Dobranoc z Pokémonami
Dobranoc z Pokémonami? Nowa gra pomoże się wyspać. Ale i budzi kontrowersje
Kiedy w 2016 r. światło dzienne ujrzała gra mobilna „Pokémon Go”, ulice i parki zapełniły się rzeszami (głównie młodych) zbieraczy stworów. By móc je łapać, trzeba było bowiem wyjść z domu i szukać Pokémonów tam, gdzie „żyją” – wśród drzew, na łące, nad wodą. Gra odpowiadała na narzekanie, że „ci młodzi to tylko w domu by siedzieli i w komputer grali”, bo wyraźnie zachęcała nie tylko do wyjścia, ale i do prawdziwych interakcji z innymi graczami.
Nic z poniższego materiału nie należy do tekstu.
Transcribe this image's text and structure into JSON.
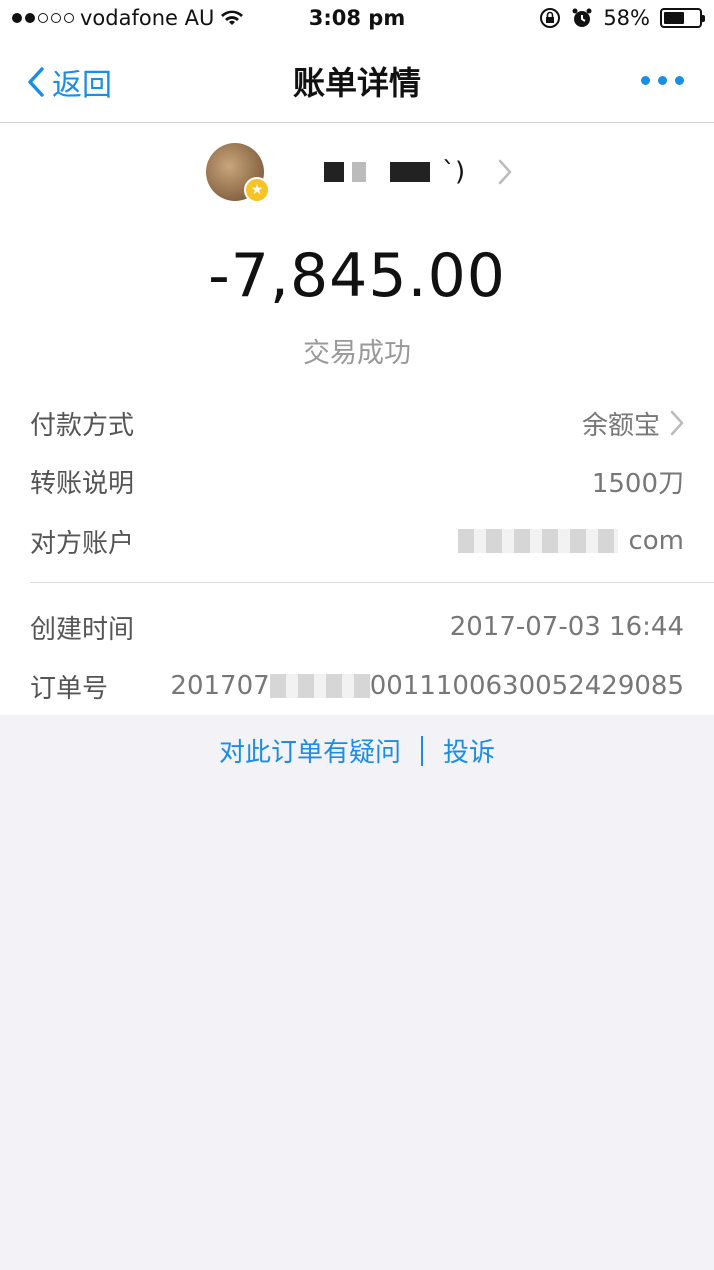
{
  "status_bar": {
    "carrier": "vodafone AU",
    "time": "3:08 pm",
    "battery": "58%",
    "battery_level": 0.58
  },
  "nav": {
    "back_label": "返回",
    "title": "账单详情"
  },
  "payee": {
    "name_suffix": "`)"
  },
  "transaction": {
    "amount": "-7,845.00",
    "status": "交易成功"
  },
  "details": {
    "payment_method_label": "付款方式",
    "payment_method_value": "余额宝",
    "note_label": "转账说明",
    "note_value": "1500刀",
    "account_label": "对方账户",
    "account_value_suffix": "com",
    "created_label": "创建时间",
    "created_value": "2017-07-03 16:44",
    "order_label": "订单号",
    "order_value_prefix": "201707",
    "order_value_suffix": "0011100630052429085"
  },
  "footer": {
    "question_link": "对此订单有疑问",
    "complain_link": "投诉"
  },
  "colors": {
    "accent": "#1a8ee3"
  }
}
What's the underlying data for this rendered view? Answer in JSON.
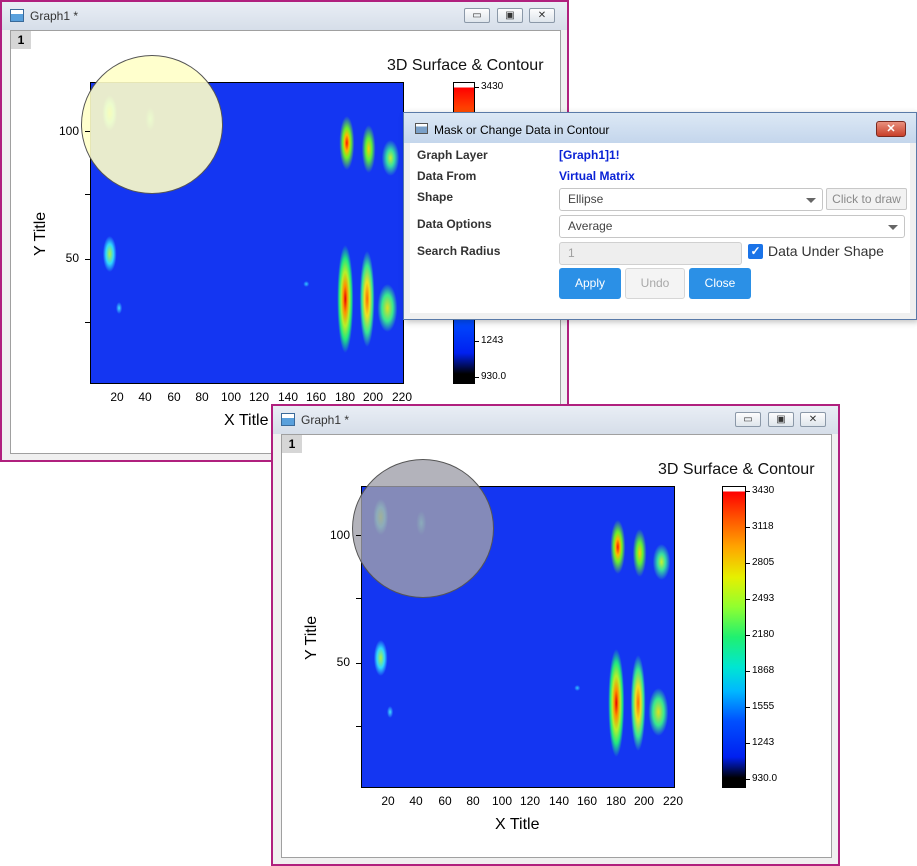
{
  "window1": {
    "title": "Graph1 *",
    "layer": "1",
    "plot_title": "3D Surface & Contour",
    "xlabel": "X Title",
    "ylabel": "Y Title",
    "y_ticks": [
      "100",
      "50"
    ],
    "x_ticks": [
      "20",
      "40",
      "60",
      "80",
      "100",
      "120",
      "140",
      "160",
      "180",
      "200",
      "220"
    ],
    "colorbar_labels": [
      "3430",
      "1243",
      "930.0"
    ]
  },
  "window2": {
    "title": "Graph1 *",
    "layer": "1",
    "plot_title": "3D Surface & Contour",
    "xlabel": "X Title",
    "ylabel": "Y Title",
    "y_ticks": [
      "100",
      "50"
    ],
    "x_ticks": [
      "20",
      "40",
      "60",
      "80",
      "100",
      "120",
      "140",
      "160",
      "180",
      "200",
      "220"
    ],
    "colorbar_labels": [
      "3430",
      "3118",
      "2805",
      "2493",
      "2180",
      "1868",
      "1555",
      "1243",
      "930.0"
    ]
  },
  "window_buttons": {
    "minimize": "▭",
    "restore": "▣",
    "close": "✕"
  },
  "dialog": {
    "title": "Mask or Change Data in Contour",
    "close_symbol": "✕",
    "labels": {
      "graph_layer": "Graph Layer",
      "data_from": "Data From",
      "shape": "Shape",
      "data_options": "Data Options",
      "search_radius": "Search Radius"
    },
    "values": {
      "graph_layer": "[Graph1]1!",
      "data_from": "Virtual Matrix"
    },
    "shape_selected": "Ellipse",
    "click_to_draw": "Click to draw",
    "data_options_selected": "Average",
    "search_radius_value": "1",
    "data_under_shape_label": "Data Under Shape",
    "data_under_shape_checked": true,
    "check_mark": "✓",
    "buttons": {
      "apply": "Apply",
      "undo": "Undo",
      "close": "Close"
    }
  },
  "colors": {
    "window_border": "#b0207e",
    "contour_background": "#1436f2",
    "dialog_value": "#0a22d6",
    "primary_button": "#2b90e6"
  }
}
Teraz Pokémony wchodzą w nowy obszar: spanie. Tak, tak – opublikowana niedawno gra „Pokémon Sleep” pozwala fanom japońskiej franczyzy na zbieranie, wzmacnianie i rozwijanie stworów dzięki punktom zbieranym za długi i jakościowy sen.
Na rynku jest wiele aplikacji mierzących długość i parametry snu, mających pomóc użytkownikom w wypracowaniu zdrowych nawyków i skutecznym wypoczywaniu. Podstawa działania „Pokémon Sleep” jest taka sama: aplikacja sprawdza i informuje, jak długo i w jaki sposób śpisz. Jest jednak różnica: tam, gdzie w standardowych trackerach snu historia wykresami się kończy, w „Pokémon Sleep” dopiero się zaczyna. W grze zostajemy asystentem naukowca, który bada, w jaki sposób Pokémony śpią i śnią. Najważniejszym stworem jest (oczywiście) Snorlax – ociężały Pokémon znany z rzadkich pobudek. Okazuje się, że ma on moc usypiania innych stworów, które znajdą się w pobliżu. Specjalne urządzenie pozwala zaś synchronizować ludzki sen z tym snorlaxowym i w ten jakże bezwysiłkowy sposób przeprowadzać badania. Im dłużej śpimy (w prawdziwym życiu), tym więcej Pokémonów pojawi się wokół Snorlaxa i tym więcej otrzymamy punktów. Te pozwolą nam rozwijać zgromadzone przez nas stwory bądź kupować przedmioty.